Cortex-Inara/documentation/ARCH__Intelligence_Layer.md

# Architecture: Intelligence Layer

**Status:** Design phase — not yet implemented
**Last updated:** 2026-03-18

This document captures the architectural thinking behind expanding Cortex from a smart dispatcher into a genuine intelligence layer: capable of using tools, coordinating specialist agents, and managing a personal knowledge base.

---

## Overview

Cortex currently dispatches chat messages to LLM CLI backends and returns the response. The Intelligence Layer adds three major capabilities on top of that foundation:

1. **Orchestrator/Responder** — Gemini handles tool use and planning; Claude handles the user-facing response
2. **Dev Agent Pipeline** — Specialist agents implement code changes; a supervisor checks the work
3. **Knowledge Layer** — AE Journals becomes the primary knowledge base; agents can read and write it

These are independent tracks that share the same trigger layer and can be built incrementally.

---

## 1. Orchestrator / Responder Pattern

### The Problem

Claude CLI (via Pro subscription) doesn't expose direct API tool-calling. Gemini API (free tier) does. But Claude produces higher-quality user-facing prose and reasoning. The solution is to use each model for what it does best.

### The Pattern

```
User message
    ↓
Orchestrator (Gemini API)
    • interprets intent
    • decides which tools to call
    • executes tool loop (ReAct: reason → act → observe → repeat)
    • assembles enriched context + tool results
    ↓
Responder (Claude CLI)
    • receives enriched context
    • writes the user-facing response
    ↓
User
```

For **direct chat** (no tools needed), the orchestrator is bypassed entirely — message goes straight to Claude. The orchestrator only activates when tools are required or when explicitly invoked (e.g., a background task).

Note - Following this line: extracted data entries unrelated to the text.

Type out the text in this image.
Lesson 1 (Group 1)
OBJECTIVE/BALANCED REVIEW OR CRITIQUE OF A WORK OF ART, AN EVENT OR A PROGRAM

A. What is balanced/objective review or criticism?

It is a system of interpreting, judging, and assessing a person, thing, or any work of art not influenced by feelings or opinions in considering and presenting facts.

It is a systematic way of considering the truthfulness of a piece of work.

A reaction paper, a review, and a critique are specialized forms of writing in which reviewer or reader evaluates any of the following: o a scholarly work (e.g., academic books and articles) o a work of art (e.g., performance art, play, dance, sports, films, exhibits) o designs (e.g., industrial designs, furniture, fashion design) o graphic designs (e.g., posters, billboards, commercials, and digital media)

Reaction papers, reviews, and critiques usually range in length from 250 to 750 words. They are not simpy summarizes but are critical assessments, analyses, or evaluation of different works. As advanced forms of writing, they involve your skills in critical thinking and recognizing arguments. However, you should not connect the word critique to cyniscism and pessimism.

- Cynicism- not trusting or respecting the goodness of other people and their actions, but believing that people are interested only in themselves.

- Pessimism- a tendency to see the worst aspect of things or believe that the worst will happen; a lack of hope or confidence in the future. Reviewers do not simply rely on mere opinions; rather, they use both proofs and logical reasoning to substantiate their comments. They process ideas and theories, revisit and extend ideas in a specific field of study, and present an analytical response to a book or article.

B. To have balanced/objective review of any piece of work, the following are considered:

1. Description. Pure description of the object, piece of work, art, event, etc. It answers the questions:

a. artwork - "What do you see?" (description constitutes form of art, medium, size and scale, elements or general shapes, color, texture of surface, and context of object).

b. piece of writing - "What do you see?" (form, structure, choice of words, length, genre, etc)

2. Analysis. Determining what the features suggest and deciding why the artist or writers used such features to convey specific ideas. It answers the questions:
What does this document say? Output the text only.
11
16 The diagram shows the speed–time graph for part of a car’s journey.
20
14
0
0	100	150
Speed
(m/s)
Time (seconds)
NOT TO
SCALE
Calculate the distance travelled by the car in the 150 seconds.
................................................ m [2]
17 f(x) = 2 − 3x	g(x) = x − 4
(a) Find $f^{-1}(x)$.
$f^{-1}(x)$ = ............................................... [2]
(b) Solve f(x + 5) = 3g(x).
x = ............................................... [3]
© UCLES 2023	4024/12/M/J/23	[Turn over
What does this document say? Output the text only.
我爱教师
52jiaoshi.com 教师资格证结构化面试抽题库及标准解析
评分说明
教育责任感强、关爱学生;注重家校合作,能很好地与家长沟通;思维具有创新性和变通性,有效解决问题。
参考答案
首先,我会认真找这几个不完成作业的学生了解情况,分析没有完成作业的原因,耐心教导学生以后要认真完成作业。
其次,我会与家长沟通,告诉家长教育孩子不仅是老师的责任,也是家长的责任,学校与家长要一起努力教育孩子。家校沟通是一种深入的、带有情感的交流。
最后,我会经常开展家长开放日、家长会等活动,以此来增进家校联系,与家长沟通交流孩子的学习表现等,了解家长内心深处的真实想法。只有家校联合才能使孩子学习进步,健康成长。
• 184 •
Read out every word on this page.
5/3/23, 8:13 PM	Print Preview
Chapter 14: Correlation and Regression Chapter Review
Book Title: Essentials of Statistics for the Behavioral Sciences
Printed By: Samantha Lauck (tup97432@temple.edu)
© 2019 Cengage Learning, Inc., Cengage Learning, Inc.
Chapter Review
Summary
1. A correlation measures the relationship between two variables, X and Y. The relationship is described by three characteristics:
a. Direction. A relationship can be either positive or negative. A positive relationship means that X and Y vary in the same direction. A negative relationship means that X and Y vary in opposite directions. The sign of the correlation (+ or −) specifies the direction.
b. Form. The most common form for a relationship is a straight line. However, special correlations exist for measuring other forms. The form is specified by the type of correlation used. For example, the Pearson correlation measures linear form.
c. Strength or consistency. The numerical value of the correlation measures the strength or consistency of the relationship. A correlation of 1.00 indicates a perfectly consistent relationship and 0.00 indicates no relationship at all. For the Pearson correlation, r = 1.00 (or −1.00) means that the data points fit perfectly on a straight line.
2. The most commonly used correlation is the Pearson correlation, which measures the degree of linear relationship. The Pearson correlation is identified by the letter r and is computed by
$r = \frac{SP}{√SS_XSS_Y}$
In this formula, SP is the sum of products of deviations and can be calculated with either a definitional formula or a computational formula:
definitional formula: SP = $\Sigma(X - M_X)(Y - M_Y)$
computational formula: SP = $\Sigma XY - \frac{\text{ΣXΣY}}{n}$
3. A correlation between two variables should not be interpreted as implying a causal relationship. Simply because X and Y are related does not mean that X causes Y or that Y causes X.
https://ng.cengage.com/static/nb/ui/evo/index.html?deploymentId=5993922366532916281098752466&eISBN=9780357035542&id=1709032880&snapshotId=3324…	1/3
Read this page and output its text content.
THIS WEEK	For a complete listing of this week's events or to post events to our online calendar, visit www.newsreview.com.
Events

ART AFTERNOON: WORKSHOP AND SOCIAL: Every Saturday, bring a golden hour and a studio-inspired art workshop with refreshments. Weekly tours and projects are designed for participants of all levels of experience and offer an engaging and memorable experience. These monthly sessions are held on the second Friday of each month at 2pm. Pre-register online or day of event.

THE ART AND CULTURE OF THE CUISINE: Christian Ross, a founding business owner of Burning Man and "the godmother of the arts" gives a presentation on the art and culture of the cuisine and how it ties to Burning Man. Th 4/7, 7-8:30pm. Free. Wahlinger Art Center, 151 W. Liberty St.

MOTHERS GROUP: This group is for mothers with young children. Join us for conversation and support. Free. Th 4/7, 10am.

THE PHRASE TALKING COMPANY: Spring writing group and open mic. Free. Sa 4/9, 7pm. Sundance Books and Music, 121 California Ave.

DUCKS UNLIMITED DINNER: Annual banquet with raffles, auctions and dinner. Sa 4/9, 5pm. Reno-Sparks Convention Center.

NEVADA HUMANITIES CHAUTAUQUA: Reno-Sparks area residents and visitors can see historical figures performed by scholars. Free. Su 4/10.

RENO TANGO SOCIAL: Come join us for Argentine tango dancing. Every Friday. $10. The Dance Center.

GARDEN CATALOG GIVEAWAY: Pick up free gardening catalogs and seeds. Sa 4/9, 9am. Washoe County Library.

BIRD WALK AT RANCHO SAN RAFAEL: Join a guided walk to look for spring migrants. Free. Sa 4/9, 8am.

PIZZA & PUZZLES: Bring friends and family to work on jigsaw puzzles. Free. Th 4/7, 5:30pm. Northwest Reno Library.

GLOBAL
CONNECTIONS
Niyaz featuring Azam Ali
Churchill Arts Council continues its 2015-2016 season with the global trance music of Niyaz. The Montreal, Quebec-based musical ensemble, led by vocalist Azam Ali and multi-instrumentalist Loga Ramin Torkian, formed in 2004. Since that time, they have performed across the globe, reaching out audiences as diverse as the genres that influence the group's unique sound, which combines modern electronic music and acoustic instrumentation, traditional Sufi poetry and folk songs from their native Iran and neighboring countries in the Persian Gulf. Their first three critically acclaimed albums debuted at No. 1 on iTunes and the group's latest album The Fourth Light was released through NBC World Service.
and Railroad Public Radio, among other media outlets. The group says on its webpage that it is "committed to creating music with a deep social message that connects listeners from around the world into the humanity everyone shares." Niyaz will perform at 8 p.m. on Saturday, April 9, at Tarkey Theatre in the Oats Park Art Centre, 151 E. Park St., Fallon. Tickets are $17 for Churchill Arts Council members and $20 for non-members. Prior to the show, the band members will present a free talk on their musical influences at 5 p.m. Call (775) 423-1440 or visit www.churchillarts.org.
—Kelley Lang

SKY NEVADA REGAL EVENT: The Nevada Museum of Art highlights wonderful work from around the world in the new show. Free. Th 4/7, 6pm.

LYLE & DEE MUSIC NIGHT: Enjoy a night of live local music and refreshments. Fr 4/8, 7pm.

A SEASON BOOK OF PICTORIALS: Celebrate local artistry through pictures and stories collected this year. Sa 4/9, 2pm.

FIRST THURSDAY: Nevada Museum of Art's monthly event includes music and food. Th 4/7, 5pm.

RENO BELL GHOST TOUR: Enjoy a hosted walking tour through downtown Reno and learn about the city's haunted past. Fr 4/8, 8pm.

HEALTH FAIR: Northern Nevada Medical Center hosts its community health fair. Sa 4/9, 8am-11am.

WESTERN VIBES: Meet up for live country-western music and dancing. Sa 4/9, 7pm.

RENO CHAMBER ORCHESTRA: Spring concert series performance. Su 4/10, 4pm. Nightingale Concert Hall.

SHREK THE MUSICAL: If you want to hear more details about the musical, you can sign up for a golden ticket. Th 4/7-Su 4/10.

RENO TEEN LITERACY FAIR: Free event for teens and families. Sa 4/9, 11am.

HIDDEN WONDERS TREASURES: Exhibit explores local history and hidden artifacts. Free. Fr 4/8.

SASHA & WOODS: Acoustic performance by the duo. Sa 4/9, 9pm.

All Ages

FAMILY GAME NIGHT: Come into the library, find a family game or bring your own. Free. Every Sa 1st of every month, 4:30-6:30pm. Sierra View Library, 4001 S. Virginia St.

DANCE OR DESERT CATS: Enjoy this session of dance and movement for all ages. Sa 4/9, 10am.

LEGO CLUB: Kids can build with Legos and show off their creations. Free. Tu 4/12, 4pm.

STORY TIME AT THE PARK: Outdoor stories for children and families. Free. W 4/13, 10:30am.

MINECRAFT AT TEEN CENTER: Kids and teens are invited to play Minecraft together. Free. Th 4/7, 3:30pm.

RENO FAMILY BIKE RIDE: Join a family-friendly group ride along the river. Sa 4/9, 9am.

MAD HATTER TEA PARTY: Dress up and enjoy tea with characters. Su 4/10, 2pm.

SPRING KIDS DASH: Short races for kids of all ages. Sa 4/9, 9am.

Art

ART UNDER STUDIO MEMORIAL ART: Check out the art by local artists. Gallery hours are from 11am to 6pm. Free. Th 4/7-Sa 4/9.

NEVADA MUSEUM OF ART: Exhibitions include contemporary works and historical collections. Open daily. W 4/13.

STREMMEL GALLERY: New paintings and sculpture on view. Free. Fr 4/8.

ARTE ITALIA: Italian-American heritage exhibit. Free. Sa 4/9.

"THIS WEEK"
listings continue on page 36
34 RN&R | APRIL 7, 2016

### Why Gemini API (not CLI)?

- Gemini CLI is a subprocess; function calling via subprocess is fragile
- Gemini API (`google-generativeai` SDK) has native structured tool-calling
- Free tier (Gemini 2.0 Flash) handles orchestration load without cost
- Access token is short-lived but auto-refreshed by the SDK (no expiry problem)

### Tool Strategy

Tools for the orchestrator are **separate** from the existing `ae_*` MCP tools. The ae_* tools are stable and used by existing agents — do not modify them.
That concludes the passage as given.